Houghton's Goldenrod

Solidago houghtonii Torr. & A. Gray is a rare Great Lakes endemic native to wet depressions in sand dunes and limestone alvars in Michigan and Ontario and disjunct populations in western New York.  The species is distinguished by its (5.5–)6–8(–9) mm high involucres and the 3-nerved (sometimes obscurely) lower and mid stem leaves (the 2 prominent lateral nerves arising proximally and running alongside the mid-nerve for some distance before abruptly diverging) and, its usually 10–30 heads with multi-veined phyllaries (Semple & Cook 2006 FNA).  Plants growing in wet dunes can be much more robust with many more heads than those growing on limestone alvars.  It is the only hexaploid (2n=54) in sect. Ptarmicoides.

Solidago houghtonii can be difficult to distinguish from S. ohioensis × S. ptarmicoides hybrids because both have hairy peduncles in the arrays. The hybrids have pale yellow rays even when fresh; post-flowering rays of S. houghtonii can be pale yellow.  Robust plants of S. houghtonii might be confused with S. ohioensis, which has much smaller involucres.

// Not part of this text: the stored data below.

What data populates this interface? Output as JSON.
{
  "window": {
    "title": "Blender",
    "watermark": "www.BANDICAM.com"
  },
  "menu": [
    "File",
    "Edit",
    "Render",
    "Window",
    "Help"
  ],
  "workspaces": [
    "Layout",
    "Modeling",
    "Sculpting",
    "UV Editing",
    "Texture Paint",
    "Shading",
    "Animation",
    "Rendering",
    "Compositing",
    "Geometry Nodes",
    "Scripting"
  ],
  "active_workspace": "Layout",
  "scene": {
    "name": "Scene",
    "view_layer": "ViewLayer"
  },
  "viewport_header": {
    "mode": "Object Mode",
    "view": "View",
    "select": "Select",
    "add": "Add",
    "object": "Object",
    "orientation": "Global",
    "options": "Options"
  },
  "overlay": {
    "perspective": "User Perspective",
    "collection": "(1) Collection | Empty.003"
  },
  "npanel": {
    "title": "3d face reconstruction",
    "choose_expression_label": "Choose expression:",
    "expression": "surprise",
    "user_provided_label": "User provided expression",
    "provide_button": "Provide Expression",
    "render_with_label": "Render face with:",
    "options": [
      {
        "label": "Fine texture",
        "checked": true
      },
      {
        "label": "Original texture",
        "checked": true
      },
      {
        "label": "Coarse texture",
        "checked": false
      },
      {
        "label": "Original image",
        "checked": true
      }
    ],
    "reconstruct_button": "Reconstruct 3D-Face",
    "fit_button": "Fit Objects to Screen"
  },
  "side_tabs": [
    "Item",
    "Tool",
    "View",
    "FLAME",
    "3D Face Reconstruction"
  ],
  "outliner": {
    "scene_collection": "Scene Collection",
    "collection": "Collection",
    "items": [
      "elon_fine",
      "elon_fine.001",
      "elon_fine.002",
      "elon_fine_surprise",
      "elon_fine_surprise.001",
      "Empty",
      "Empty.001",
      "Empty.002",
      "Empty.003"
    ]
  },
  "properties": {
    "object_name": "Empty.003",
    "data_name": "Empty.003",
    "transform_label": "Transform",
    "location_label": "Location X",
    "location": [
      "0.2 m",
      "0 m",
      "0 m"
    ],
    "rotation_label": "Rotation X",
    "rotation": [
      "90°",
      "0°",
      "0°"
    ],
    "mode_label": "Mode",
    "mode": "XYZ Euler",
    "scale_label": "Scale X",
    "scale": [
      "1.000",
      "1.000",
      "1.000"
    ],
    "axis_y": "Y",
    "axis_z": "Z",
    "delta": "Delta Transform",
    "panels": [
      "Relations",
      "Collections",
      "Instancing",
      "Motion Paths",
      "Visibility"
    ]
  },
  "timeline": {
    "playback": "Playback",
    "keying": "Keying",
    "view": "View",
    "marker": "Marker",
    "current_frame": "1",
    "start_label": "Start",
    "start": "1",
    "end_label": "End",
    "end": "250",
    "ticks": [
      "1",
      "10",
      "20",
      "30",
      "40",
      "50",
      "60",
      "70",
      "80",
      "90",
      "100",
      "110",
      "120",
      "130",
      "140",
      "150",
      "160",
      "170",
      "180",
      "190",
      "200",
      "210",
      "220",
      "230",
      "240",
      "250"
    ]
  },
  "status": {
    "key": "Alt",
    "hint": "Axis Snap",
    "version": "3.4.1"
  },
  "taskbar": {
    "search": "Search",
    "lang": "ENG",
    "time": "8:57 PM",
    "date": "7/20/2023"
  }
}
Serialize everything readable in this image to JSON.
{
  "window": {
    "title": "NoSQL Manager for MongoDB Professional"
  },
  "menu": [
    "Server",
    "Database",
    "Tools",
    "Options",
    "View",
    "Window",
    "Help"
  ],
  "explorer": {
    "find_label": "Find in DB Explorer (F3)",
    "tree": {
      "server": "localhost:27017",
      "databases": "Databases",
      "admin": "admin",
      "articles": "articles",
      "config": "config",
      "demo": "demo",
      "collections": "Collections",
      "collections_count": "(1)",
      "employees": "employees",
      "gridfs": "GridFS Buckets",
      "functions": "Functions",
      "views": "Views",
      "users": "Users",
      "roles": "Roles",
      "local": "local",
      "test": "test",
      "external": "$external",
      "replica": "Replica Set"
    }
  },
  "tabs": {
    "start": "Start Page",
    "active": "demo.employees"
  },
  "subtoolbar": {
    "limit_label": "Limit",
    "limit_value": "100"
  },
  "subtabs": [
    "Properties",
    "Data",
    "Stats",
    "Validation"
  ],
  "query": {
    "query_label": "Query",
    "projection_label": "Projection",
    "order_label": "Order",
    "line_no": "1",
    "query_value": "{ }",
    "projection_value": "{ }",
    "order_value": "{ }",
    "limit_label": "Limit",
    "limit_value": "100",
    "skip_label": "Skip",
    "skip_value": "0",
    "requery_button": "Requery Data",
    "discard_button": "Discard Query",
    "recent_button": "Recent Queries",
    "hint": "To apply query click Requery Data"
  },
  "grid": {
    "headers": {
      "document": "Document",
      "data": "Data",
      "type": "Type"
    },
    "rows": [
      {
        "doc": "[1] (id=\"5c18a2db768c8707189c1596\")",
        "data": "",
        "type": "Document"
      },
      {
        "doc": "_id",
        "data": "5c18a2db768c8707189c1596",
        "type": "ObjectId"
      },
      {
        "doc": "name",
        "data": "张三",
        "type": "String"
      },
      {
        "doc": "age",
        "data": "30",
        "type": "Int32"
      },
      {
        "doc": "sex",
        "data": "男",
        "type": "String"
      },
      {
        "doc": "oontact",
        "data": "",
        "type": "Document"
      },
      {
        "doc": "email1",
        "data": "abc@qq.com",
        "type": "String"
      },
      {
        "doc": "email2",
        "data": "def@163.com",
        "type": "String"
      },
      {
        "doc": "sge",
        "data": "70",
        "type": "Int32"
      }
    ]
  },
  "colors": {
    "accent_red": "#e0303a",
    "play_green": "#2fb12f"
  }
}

J.K. Morton (1979) hypothesized that the species was of allopolyploid origins.  Laureto & Barkman (2005) presented molecular data suggesting surprisingly that S. gigantea of subsect. Triplinerviae might be one of the parents.

Solidago houghtonii is listed by the U.S. Fish and Wildlife Service as threatened in Michigan. It is in the Center for Plant Conservation’s National Collection of Endangered Plants.